Dallas Court of Appeals cases for the week of January 24, 2011

Dallas Court of Appeals cases for the week of January 24, 2011

Dallas Court of Appeals cases for the week of January 24, 2011

For the week of January 24, 2011, the Dallas Court of Appeals issued twenty-one opinions in civil cases.  Eleven of these dispose of a case without a detailed discussion of the merits (e.g., dismissing a case for want of prosecution, dismissing a case for mootness, dismissing a case pursuant to settlement).  The remaining ten cases are as follows:

Continental Foods, Inc. v. State (05-09-01249-CV) – Recites well-established (1) standard of reviewing trial court’s ruling on plea to the jurisdiction; (2) elements of an inverse condemnation claim; and (3) rule that a lessee is entitled to share in a condemnation award when part of its leasehold interest is lost by condemnation.

Gonzalez v. Gonzalez (05-09-01465-CV) – Recites well-established (1) rules governing restricted appeals; (2) if the respondent in a divorce case fails to answer or appear, the petitioner must nevertheless present evidence to support the material allegations in the petition; and (3) standard for reviewing legal sufficiency of evidence.

Hudgins v. Logue (05-09-01502-CV) – Recites well-established standard for reviewing judgment notwithstanding the verdict.

Luckett v. Brinker Rest. Corp. (05-09-00545-CV) – Recites well-established rule that pro se litigants are held to the same standards as licensed attorneys.

Merritt v. Davis (05-09-01231-CV) – Recites well-established elements of a fraudulent lien claim.

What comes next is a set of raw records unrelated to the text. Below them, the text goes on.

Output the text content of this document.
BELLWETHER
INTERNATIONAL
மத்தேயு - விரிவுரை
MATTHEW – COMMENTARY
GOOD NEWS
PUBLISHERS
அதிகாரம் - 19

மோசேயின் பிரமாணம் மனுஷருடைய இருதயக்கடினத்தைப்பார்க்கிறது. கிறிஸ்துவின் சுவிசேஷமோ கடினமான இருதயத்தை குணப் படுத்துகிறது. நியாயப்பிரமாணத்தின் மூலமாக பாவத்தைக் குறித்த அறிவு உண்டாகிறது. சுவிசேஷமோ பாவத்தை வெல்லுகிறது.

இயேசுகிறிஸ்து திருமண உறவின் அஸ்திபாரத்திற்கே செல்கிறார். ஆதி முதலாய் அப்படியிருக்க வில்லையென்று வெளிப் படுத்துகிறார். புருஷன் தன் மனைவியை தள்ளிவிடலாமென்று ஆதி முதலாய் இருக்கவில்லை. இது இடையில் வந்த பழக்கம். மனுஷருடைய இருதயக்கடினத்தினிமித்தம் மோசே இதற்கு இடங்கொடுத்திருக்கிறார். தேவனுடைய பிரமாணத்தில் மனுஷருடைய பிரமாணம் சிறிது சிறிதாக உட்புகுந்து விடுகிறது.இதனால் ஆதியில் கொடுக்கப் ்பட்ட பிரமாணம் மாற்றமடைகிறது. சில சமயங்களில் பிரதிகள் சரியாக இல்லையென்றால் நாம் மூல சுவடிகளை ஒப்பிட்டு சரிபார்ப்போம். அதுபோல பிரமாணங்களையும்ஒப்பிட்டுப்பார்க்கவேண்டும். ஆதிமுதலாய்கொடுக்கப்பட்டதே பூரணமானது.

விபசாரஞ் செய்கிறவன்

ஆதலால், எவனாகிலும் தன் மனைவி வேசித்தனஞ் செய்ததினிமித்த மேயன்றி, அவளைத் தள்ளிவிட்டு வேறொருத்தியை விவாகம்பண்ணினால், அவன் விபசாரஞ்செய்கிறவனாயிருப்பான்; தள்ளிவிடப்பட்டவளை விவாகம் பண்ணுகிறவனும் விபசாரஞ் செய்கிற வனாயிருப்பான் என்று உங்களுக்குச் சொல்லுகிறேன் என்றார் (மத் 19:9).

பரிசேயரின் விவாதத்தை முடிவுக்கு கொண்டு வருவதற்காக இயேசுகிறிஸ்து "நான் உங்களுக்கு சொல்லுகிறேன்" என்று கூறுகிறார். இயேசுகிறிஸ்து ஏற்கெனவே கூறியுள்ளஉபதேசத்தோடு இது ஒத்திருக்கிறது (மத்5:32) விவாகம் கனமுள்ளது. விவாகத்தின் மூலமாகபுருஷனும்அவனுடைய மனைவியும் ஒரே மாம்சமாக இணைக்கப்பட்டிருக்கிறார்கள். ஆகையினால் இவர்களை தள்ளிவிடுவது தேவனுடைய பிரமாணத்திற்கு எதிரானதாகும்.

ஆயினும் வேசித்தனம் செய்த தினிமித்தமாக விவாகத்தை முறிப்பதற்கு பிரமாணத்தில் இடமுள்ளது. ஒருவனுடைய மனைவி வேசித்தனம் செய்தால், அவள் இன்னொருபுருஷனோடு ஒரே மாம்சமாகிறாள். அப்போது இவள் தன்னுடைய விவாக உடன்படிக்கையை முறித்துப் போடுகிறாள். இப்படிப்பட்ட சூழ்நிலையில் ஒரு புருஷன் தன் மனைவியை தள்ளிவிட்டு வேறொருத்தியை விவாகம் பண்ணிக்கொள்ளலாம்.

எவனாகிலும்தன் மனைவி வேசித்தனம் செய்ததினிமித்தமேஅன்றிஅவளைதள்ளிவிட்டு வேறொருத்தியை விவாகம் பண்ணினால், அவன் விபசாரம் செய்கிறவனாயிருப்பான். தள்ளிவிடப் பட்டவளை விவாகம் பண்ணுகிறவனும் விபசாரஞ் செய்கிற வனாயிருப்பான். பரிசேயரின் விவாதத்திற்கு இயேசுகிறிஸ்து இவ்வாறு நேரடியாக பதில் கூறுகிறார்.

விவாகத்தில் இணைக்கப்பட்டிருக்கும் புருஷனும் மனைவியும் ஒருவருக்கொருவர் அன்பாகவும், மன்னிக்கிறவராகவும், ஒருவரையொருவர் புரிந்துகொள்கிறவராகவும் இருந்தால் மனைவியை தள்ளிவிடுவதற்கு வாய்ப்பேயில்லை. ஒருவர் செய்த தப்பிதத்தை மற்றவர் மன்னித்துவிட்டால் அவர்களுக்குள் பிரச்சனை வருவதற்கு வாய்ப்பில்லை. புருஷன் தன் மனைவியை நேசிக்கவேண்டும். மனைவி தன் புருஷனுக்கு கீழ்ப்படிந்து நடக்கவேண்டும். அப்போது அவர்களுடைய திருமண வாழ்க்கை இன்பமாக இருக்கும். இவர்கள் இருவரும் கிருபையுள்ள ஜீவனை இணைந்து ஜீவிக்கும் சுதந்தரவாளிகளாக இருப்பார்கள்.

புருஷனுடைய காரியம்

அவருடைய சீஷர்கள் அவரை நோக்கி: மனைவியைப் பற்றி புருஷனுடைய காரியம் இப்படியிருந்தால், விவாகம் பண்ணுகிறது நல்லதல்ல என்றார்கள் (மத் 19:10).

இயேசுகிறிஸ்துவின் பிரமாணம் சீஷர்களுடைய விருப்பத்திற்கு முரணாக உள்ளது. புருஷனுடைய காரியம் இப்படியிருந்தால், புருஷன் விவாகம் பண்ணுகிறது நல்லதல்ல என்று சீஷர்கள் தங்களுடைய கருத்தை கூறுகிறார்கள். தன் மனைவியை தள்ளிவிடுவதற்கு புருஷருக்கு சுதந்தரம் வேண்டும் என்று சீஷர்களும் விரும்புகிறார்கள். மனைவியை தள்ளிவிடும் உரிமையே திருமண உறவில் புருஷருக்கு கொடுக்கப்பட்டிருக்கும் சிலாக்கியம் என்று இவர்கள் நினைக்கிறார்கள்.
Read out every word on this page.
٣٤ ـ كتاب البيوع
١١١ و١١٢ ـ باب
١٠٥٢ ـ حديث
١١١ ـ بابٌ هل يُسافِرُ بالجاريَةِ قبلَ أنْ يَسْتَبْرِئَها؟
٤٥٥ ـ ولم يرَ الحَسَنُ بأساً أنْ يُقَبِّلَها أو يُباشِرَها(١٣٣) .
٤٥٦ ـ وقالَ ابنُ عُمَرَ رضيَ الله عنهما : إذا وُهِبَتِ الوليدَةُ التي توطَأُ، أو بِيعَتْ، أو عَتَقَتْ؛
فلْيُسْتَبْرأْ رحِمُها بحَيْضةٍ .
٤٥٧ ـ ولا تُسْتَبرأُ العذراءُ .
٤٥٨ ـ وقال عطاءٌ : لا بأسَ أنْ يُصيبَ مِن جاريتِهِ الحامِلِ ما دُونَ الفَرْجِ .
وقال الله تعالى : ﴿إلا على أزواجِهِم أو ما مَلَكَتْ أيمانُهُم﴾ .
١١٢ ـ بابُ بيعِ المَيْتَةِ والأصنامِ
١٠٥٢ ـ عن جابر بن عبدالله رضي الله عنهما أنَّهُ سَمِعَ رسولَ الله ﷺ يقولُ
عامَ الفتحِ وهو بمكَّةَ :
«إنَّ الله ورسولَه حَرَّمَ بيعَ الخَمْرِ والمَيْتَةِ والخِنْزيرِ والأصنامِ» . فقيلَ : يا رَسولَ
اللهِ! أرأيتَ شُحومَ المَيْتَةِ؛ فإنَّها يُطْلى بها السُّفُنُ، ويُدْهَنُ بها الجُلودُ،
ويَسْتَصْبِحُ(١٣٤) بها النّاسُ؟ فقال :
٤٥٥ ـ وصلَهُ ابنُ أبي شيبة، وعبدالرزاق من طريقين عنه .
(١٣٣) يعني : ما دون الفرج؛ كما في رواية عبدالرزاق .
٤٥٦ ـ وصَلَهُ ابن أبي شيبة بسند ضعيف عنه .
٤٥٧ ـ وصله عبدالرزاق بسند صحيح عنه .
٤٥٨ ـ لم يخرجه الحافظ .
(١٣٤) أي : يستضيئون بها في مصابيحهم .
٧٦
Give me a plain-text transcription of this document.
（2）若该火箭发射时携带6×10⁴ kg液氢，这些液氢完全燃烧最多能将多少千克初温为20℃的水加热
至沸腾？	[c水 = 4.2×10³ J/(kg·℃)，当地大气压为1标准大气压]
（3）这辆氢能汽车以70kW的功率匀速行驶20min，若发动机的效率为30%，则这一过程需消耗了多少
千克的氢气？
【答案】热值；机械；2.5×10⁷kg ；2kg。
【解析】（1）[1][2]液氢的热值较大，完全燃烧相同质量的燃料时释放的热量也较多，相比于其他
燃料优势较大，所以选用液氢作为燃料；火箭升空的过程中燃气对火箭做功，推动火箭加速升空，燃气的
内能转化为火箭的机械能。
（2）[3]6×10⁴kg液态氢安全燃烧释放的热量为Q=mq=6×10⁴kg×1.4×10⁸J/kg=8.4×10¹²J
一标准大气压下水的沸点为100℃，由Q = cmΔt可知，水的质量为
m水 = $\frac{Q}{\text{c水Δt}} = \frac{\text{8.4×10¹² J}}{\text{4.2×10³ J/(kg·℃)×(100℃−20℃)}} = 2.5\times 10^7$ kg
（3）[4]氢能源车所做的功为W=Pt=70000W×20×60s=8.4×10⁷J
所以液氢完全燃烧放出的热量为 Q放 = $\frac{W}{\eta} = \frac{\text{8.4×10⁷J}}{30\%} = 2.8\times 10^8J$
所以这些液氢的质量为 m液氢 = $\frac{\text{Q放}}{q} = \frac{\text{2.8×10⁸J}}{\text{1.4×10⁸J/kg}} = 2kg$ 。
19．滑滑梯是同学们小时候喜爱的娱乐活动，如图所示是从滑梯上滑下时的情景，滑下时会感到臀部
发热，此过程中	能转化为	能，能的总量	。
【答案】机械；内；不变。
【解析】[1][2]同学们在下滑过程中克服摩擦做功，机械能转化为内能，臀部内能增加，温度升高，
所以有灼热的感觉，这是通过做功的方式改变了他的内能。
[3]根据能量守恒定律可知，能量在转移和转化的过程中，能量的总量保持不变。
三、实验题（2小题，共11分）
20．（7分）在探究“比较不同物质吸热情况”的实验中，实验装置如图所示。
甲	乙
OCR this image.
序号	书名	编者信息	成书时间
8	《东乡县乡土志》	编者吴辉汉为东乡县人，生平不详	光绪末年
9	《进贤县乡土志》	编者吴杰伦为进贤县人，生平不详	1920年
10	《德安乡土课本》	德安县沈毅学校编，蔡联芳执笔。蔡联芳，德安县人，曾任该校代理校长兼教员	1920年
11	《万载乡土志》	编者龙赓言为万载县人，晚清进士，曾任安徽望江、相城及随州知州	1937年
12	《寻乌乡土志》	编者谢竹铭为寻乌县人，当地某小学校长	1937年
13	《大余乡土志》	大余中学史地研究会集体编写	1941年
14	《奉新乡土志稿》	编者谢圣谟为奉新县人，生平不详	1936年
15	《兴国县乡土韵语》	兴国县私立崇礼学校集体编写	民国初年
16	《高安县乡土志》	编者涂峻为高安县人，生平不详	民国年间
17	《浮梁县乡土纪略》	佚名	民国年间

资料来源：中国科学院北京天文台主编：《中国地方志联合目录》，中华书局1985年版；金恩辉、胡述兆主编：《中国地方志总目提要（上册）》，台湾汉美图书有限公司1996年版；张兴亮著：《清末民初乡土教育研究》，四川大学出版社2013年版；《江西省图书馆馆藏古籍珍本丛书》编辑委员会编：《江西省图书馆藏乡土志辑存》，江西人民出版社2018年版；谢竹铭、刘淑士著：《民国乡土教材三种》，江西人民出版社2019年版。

PMS Hospitality, Inc. v. OM Realty Fin. Co. (05-09-00923-CV) – Recites well-established (1) rule that the recitations proceeding the decretal portion of a judgment form no part of the judgment itself; (2) rule that an appealing party may not complain of errors that do not injuriously affect it or that merely affect the rights of others; (3) rule that an affirmative defense must be pleaded or it is waived; and (4) rule that it is an appellant’s burden to establish reversible error.

Putnam v. City of Irving (05-10-01269-CV) – Recites well-established (1) rule that a trial court does not abuse its discretion when it bases its decision on conflicting evidence; (2) rule that the interpretation of municipal laws and ordinances is a question of law and, consequently, the court of appeals is not bound by the municipality’s interpretation; and (3) rule that a city violates its contract with voters if the city uses proceeds from taxes approved by the voters in a way that the voters did not approve.

Reyna v. Mitchell (05-09-01372-CV) – Recites well-established (1) standard for reviewing a trial court’s dismissal for want of prosecution; and (2) rule that, when a trial court determines that an plaintiff inmate should not be allowed to appear personally at his civil trial, the inmate should be allowed to proceed by affidavit, deposition, telephone, or other effective means.

S & I Mgmt. v. Choi (05-09-00948-CV) – Recites well-established (1) standard for reviewing traditional summary judgment; (2) definition of “respondeat superior”; (3) standard for reviewing no-evidence summary judgment; (4) for a ruling on an objection to summary judgment evidence for be effective, the ruling must be reduced to writing, signed by the trial court, and entered of record; (5) rule that defects of substance in an affidavit may be raised for the first time on appeal; and (6) elements of proximate cause.

Webb v. Maldonado (05-09-00787-CV) – Recites well-established (1) standard for reviewing no-evidence summary judgment; (2) rule that, when multiple grounds are raised in a motion for summary judgment and the trial court does not specify the grounds relied upon for its ruling, the appellate court will affirm the summary judgment if any of the grounds advanced in the motion are meritorious; (3) rule that circumstantial evidence may be used to establish any material fact, but it must transcend mere suspicion; (4) rule that suspicion and conjecture are not evidence; (5) rule that a fact finder may draw negative inferences from a party’s assertion of the privilege against self-incrimination; and (6) rule that, in order to preserve a complaint for appellate review, the record must show that the complaint was made to the trial court by a timely request, objection, or motion, stating the specific grounds for the ruling requested.